Last night’s screening of Do No Harm took place at The Arts Council Smithgall Arts Center in Gainesville, GA. The center, a former train depot, was built at a time in the south when there were separate entrances marked with the signs “White” and “Colored.” Those entryways are now encased in glass mirror and have become one of the renovated walls of the Art Center’s theater space where the film was screened. But the south’s painful legacies of slavery and the Confederacy are not far in the past, it seems. Stories in the local and national papers these past few days have reported the controversial upcoming celebration of Jefferson Davis’ inauguration 150 years ago and locally the removal of a faculty painting from the Gainesville State College gallery for it’s depiction of the Confederate flag with Klansmen and a lynching in the background. Excuse my editorializing here but I felt I had to comment. I think the fact that it was a painting at the college that sparked the debate reminded me of the power of art to be provocative and generate discussion (often heated, as the headline stated) around difficult subjects. Segue to the screening of Do No Harm last night and we see another side of the arts, this time our film, with very different subject matter, that was the catalyst generating debate. This time the discussion took place around issues of health care reform and the unethical billing practices of some non-for-profit hospitals. I have to say how proud I am to be representing the Kindling Group’s Do No Harm, and my colleague, the film’s Producer-Director, Becca Schanberg, at these first stops of the Southern Circuit Filmmakers tour. As I watch the film again, I am also reminded of the courage of our main characters, Dr. John Bagnato and Charles Rehberg when they came forward and exposed these unethical billing practices.

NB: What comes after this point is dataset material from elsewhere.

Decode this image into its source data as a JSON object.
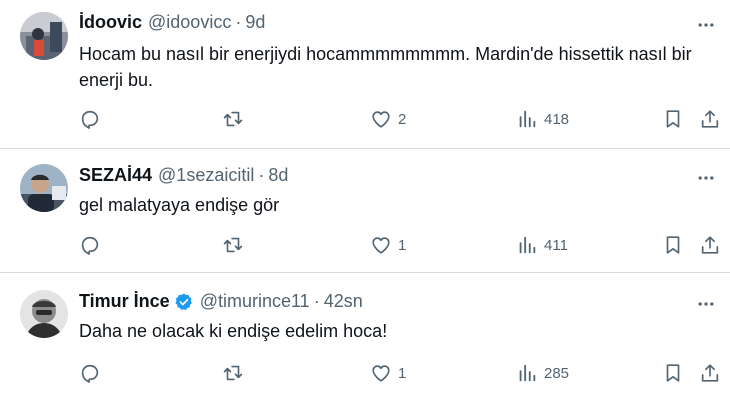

A special thanks to the Art’s Center, Gladys Wyant, Dr. Marker and the students of Gainesville State College for a terrific evening. I also enjoyed meeting and talking to the board of directors yesterday afternoon and being able to promote the film on the Afternoon Show with George Mason Dixon and BJ Williams.
On a much, much lighter note, I learned that Gainesville is not only the poultry capital of the world (ok Mr. Purdue, quit your clucking, that’s what I was told) but was also named the hospitality center of the world, based on it’s hosting of the 1996 Olympics rowing events.